MIAMI — After voters in Kansas made history by rejecting an anti-abortion referendum and Democrats won tough special elections in New York and Alaska, Republicans are feeling the pressure and trying to trick voters about their hardline anti-choice stances.

Across the country, in key battleground races in Florida, Pennsylvania, Michigan, Colorado, Arizona, and North Carolina, Republican candidates are scrubbing abortion language from their campaign websites and twisting themselves into pretzels to avoid alienating voters while stumping on the trail.

In Arizona, GOP Senate candidate Blake Masters removed language saying “I am 100% pro-life” and a line expressing his support for “a federal personhood law that recognizes that unborn babies are human beings that may not be killed.”

In Minnesota, the GOP nominee for governor watered down anti-abortion language on his website, removing lines such as “He believes in the sanctity of human life, from conception to natural death.”

The GOP gubernatorial candidate in Oregon, Christine Drazan, edited her website to minimize her stance against abortion after her Democratic opponent began airing ads on the issue.

Bo Hines, a Republican Congressional candidate in North Carolina, was similarly called out for erasing all mentions of abortion from his website, despite previously claiming he supported a “100% ban on abortion, no exceptions.”

In my home state of Florida, Nick Diceglie, running for an open seat in Florida’s 18th Senate district, is also scrubbing anti-abortion views from his campaign website, and it appears that Sen. Marco Rubio (R-FL) has also edited his site—despite in the past answering yes to all 10 of the National Pro-Life Alliance’s priorities when asked by the group if he would support them.

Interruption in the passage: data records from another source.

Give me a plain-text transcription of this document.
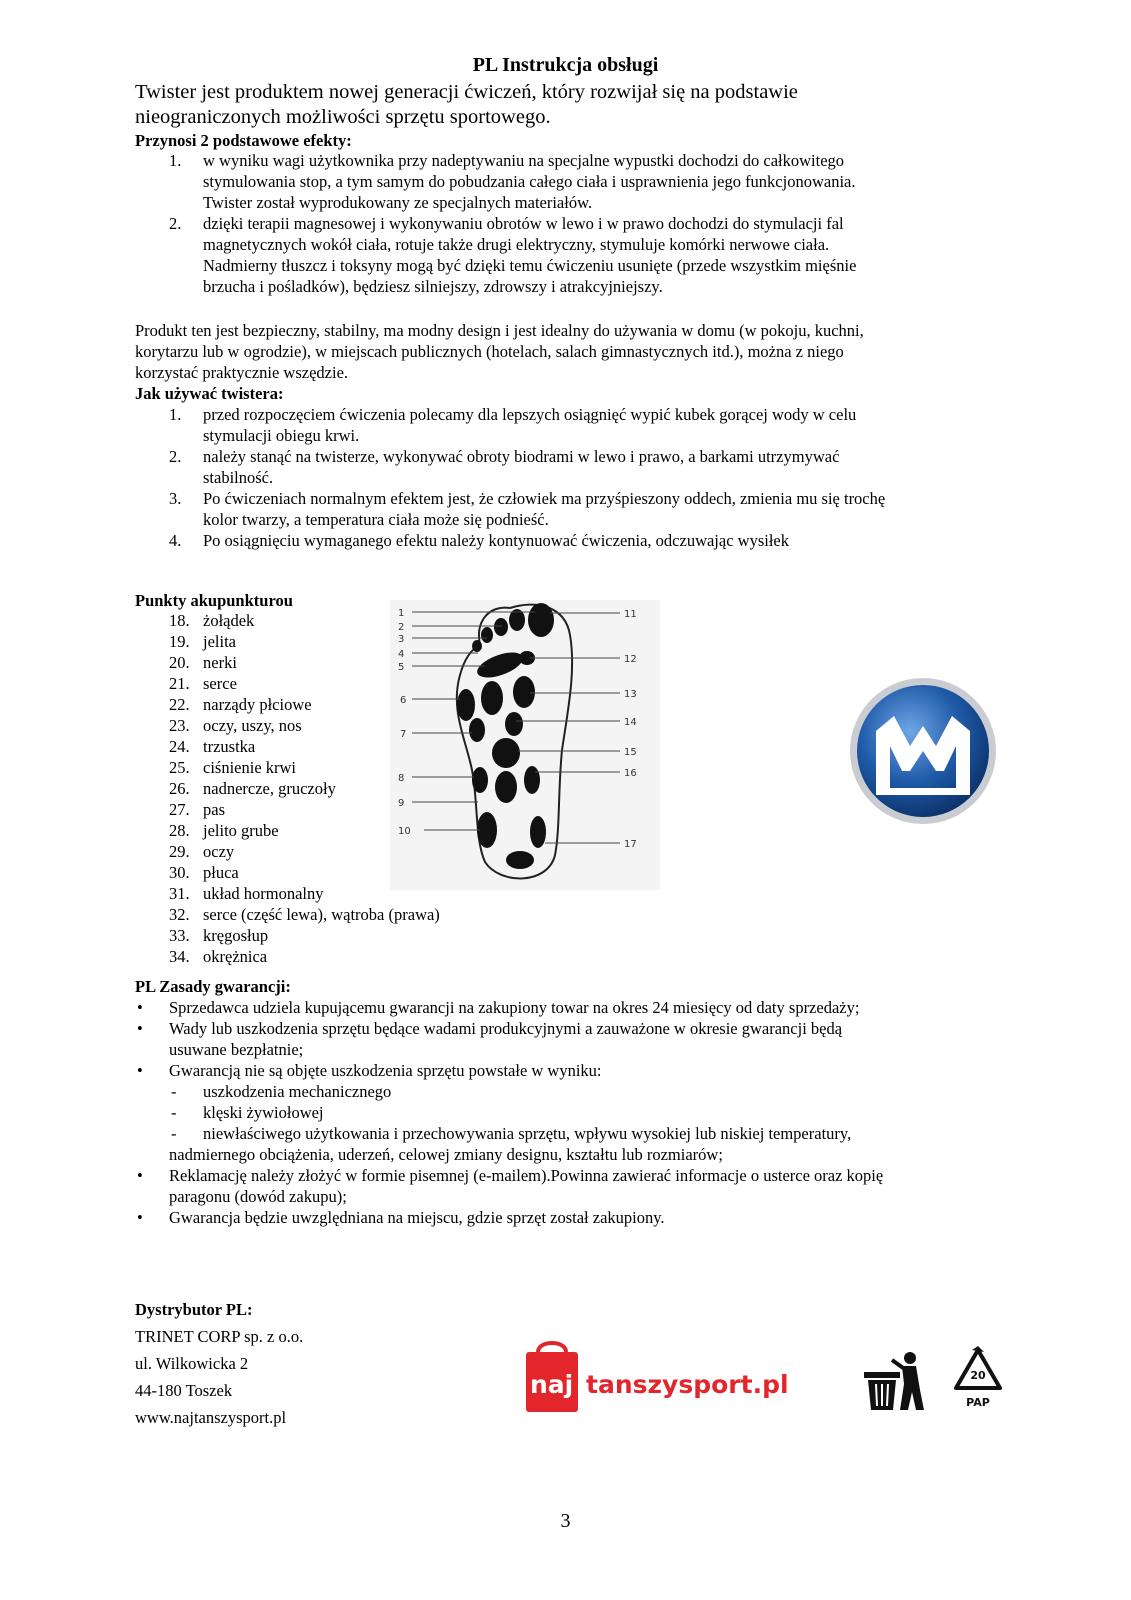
PL Instrukcja obsługi
Twister jest produktem nowej generacji ćwiczeń, który rozwijał się na podstawie
nieograniczonych możliwości sprzętu sportowego.
Przynosi 2 podstawowe efekty:
1. w wyniku wagi użytkownika przy nadeptywaniu na specjalne wypustki dochodzi do całkowitego
stymulowania stop, a tym samym do pobudzania całego ciała i usprawnienia jego funkcjonowania.
Twister został wyprodukowany ze specjalnych materiałów.
2. dzięki terapii magnesowej i wykonywaniu obrotów w lewo i w prawo dochodzi do stymulacji fal
magnetycznych wokół ciała, rotuje także drugi elektryczny, stymuluje komórki nerwowe ciała.
Nadmierny tłuszcz i toksyny mogą być dzięki temu ćwiczeniu usunięte (przede wszystkim mięśnie
brzucha i pośladków), będziesz silniejszy, zdrowszy i atrakcyjniejszy.
Produkt ten jest bezpieczny, stabilny, ma modny design i jest idealny do używania w domu (w pokoju, kuchni,
korytarzu lub w ogrodzie), w miejscach publicznych (hotelach, salach gimnastycznych itd.), można z niego
korzystać praktycznie wszędzie.
Jak używać twistera:
1. przed rozpoczęciem ćwiczenia polecamy dla lepszych osiągnięć wypić kubek gorącej wody w celu
stymulacji obiegu krwi.
2. należy stanąć na twisterze, wykonywać obroty biodrami w lewo i prawo, a barkami utrzymywać
stabilność.
3. Po ćwiczeniach normalnym efektem jest, że człowiek ma przyśpieszony oddech, zmienia mu się trochę
kolor twarzy, a temperatura ciała może się podnieść.
4. Po osiągnięciu wymaganego efektu należy kontynuować ćwiczenia, odczuwając wysiłek
Punkty akupunkturou
18. żołądek
19. jelita
20. nerki
21. serce
22. narządy płciowe
23. oczy, uszy, nos
24. trzustka
25. ciśnienie krwi
26. nadnercze, gruczoły
27. pas
28. jelito grube
29. oczy
30. płuca
31. układ hormonalny
32. serce (część lewa), wątroba (prawa)
33. kręgosłup
34. okrężnica
1
2
3
4
5
6
7
8
9
10
11
12
13
14
15
16
17
PL Zasady gwarancji:
• Sprzedawca udziela kupującemu gwarancji na zakupiony towar na okres 24 miesięcy od daty sprzedaży;
• Wady lub uszkodzenia sprzętu będące wadami produkcyjnymi a zauważone w okresie gwarancji będą
usuwane bezpłatnie;
• Gwarancją nie są objęte uszkodzenia sprzętu powstałe w wyniku:
- uszkodzenia mechanicznego
- klęski żywiołowej
- niewłaściwego użytkowania i przechowywania sprzętu, wpływu wysokiej lub niskiej temperatury,
nadmiernego obciążenia, uderzeń, celowej zmiany designu, kształtu lub rozmiarów;
• Reklamację należy złożyć w formie pisemnej (e-mailem).Powinna zawierać informacje o usterce oraz kopię
paragonu (dowód zakupu);
• Gwarancja będzie uwzględniana na miejscu, gdzie sprzęt został zakupiony.
Dystrybutor PL:
TRINET CORP sp. z o.o.
ul. Wilkowicka 2
44-180 Toszek
www.najtanszysport.pl
naj tanszysport.pl	20
PAP
3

Republicans know their extremist positions against abortion and reproductive rights are unpopular with voters, and now they are desperate to run away from the issue as they see their colleagues flounder in electoral contests across the state. They know their prospects in November have been greatly diminished by their unhinged attacks against basic civil rights and freedoms, and now they are disingenuously trying to trick voters by lying to them and misrepresenting their positions.

Don’t let these cynical liars get away with it. Call them out, and vote them out.